The weather was sunny and warm and perfect for a cruise on the Spree. Finding a boat was frustrating and I will spare you the details – just that it involved a long walk and retracing steps. Finally a nice boat and a suntan. I am seeing a theme here – Berlin was a surprise…
Without a Care – Sans Souci
The name of a beautiful but tiny palace in Potsdam. I am taking that as a slogan for my life – Sans Souci!
Only 12 rooms. The summer palace to get away from the rigors of royal life. With a gorgeous back yard.
And gold everywhere!
The trip to Potsdam is a piece of cake – the S line from my hotel took me there in 40 minutes or so. We passed through a densely wooded forest. Which raised questions – was this new growth? Had this been bombed flat too? The Tiergarten – Berlin’s Central Park – was a beautiful place in the 30s. I read a book about Walter Dodd, US Ambassador to Germany in the30s – the park was described several times… but it was bombed flat and had to be replanted. As you drive through it today, you’d never know. Maybe that’s what’s behind some of my questions – always wondering if this was the same landscape you would have seen in 1924?
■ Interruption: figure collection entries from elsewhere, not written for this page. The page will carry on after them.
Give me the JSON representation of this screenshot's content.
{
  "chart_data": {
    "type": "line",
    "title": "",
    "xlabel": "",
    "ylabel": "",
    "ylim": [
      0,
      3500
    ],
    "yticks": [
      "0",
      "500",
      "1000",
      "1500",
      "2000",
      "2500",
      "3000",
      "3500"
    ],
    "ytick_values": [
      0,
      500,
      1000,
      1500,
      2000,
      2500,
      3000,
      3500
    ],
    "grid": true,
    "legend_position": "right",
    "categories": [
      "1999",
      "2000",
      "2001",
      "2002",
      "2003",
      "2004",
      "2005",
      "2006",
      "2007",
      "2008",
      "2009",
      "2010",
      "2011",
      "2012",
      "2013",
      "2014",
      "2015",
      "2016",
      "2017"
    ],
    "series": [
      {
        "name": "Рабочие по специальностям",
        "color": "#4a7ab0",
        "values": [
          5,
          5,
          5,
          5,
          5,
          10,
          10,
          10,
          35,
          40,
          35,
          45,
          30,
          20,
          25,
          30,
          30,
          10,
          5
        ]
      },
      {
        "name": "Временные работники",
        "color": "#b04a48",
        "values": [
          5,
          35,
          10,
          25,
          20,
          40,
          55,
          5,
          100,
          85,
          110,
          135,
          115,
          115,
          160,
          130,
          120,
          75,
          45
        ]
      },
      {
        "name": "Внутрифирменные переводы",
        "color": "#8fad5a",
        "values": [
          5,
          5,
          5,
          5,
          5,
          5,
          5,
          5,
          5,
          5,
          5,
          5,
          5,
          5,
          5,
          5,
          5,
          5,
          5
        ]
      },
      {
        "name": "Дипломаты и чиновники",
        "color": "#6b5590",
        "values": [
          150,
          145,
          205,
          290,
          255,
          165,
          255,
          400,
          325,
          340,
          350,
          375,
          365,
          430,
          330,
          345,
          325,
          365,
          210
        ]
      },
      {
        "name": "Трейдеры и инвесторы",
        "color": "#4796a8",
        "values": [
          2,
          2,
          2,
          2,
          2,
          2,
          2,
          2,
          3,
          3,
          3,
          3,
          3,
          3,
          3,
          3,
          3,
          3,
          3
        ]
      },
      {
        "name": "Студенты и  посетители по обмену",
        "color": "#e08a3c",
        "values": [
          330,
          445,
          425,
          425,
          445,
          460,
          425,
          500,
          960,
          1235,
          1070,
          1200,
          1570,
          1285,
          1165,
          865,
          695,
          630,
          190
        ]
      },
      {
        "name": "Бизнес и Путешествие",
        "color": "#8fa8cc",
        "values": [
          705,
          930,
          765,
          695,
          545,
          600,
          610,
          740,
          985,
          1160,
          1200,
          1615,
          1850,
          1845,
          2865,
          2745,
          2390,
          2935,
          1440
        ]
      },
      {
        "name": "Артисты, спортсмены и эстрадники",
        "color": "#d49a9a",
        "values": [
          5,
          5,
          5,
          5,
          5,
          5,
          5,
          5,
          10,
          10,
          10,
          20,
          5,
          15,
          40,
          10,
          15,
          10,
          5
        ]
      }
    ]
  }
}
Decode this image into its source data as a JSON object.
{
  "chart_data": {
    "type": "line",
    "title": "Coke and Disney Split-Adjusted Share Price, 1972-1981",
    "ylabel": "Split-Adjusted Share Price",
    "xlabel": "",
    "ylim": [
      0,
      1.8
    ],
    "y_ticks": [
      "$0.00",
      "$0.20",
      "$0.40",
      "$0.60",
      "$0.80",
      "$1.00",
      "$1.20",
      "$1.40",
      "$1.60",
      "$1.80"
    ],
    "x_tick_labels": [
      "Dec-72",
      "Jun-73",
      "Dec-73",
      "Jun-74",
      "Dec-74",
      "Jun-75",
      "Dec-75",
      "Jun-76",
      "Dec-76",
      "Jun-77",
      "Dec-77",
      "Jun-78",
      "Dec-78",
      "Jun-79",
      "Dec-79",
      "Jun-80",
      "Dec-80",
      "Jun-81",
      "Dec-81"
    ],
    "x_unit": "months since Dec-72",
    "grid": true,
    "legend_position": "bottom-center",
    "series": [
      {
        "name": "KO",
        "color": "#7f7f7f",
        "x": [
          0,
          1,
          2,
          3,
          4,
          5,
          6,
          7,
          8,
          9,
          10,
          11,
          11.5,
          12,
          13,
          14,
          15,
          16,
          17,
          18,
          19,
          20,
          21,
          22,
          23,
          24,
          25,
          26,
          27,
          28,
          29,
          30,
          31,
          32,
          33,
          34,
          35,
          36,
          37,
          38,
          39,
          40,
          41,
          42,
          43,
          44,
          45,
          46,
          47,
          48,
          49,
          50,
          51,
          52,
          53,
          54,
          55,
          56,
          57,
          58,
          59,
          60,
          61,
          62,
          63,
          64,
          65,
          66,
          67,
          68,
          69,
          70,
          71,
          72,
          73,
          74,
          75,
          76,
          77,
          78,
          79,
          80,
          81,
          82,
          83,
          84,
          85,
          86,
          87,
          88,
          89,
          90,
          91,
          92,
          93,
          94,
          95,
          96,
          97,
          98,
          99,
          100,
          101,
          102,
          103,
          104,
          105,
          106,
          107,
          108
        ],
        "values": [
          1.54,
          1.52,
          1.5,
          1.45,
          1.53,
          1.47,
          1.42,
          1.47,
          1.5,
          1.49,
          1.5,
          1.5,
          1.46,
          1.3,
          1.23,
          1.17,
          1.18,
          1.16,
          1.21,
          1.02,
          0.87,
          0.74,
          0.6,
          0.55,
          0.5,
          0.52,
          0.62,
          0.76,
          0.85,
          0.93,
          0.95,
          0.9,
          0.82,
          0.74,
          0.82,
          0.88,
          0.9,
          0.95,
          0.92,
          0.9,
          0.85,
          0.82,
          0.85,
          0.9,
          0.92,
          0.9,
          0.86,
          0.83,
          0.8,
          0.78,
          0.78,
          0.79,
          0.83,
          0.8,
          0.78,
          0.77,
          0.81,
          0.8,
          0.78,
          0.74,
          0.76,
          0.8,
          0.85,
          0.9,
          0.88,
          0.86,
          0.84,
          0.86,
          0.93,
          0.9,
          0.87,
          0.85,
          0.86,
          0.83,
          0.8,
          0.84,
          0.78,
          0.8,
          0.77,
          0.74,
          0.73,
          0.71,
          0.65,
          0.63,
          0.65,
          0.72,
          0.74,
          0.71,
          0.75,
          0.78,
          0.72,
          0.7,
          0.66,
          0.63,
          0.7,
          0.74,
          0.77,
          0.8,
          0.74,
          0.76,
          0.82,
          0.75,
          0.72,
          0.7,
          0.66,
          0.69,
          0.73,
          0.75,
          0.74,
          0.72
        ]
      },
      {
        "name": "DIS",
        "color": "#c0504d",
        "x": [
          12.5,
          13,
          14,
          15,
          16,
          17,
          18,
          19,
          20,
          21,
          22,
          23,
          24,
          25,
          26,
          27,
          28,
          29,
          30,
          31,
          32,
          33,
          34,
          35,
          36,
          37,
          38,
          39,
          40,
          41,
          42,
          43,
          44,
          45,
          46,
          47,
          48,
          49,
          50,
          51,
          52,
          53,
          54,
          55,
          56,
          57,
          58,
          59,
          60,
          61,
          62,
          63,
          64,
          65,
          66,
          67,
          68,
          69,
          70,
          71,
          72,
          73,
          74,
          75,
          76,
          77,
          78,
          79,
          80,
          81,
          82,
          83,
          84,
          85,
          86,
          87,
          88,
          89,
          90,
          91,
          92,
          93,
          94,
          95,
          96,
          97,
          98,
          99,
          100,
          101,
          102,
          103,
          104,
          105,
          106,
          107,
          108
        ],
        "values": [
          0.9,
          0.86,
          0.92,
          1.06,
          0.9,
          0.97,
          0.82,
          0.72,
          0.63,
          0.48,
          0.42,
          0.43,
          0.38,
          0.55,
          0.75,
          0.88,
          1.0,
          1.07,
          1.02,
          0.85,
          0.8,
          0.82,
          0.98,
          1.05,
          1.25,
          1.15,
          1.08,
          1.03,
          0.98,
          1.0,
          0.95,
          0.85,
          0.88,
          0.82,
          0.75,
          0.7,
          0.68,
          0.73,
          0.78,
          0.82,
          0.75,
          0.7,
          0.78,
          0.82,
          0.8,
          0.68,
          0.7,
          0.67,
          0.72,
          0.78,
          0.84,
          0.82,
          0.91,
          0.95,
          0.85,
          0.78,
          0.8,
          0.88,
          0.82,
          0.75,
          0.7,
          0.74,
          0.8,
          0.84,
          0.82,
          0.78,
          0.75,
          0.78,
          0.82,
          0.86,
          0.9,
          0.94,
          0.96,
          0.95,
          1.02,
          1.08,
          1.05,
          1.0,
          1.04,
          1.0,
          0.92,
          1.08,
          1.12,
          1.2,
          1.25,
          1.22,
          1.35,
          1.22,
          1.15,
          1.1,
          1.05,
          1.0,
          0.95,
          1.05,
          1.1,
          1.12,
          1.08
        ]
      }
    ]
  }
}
This Berlin trip was also different from many other trips – I didn’t rush. I took my time getting ready, lingering over meals, not feeling like I had to visit every site, experience every moment. No, relax and breathe. Is this my new travel style? For an older and wiser traveler?
I do know that I was happy to have my hair short again. On Friday before I left, I had lunch with Laurel – and wondered if I should cut my hair short. She said sure! Do it. So I called Michel and he had a free appointment in 2 hours. Sign from the Universe. Happy with it and particularly delighted when I returned to Paris to the 103 degree weather. Long hair would have killed me – I wilt enough without it. Wednesday the flying day was very slow – sleeping in, packing, trying one last currywurst and taking the bus to the airport. To discover an hour and a half delay. Funny – you find out these things at the counter – the Berlin airport doesn’t update their departure screens. Simplest security I have ever had – she didn’t even check my boarding pass to a passport. Saw the boarding pass and the passport in my hand and waved me through. And touchdown in Paris to 103 degrees. And of course the airport bus was a 45 minute wait and then traffic. Good thing I had no where to go. Except to a hot apartment..
I posted on FB the temps for the week – and many responded – oh just like Sacramento. No. My friends. It is not just like Sacramento. You all have air conditioning! I do not. I eventually eeked out 3 hours of sleep. It didn’t get down to 75 until 3 am. Next night – hotel!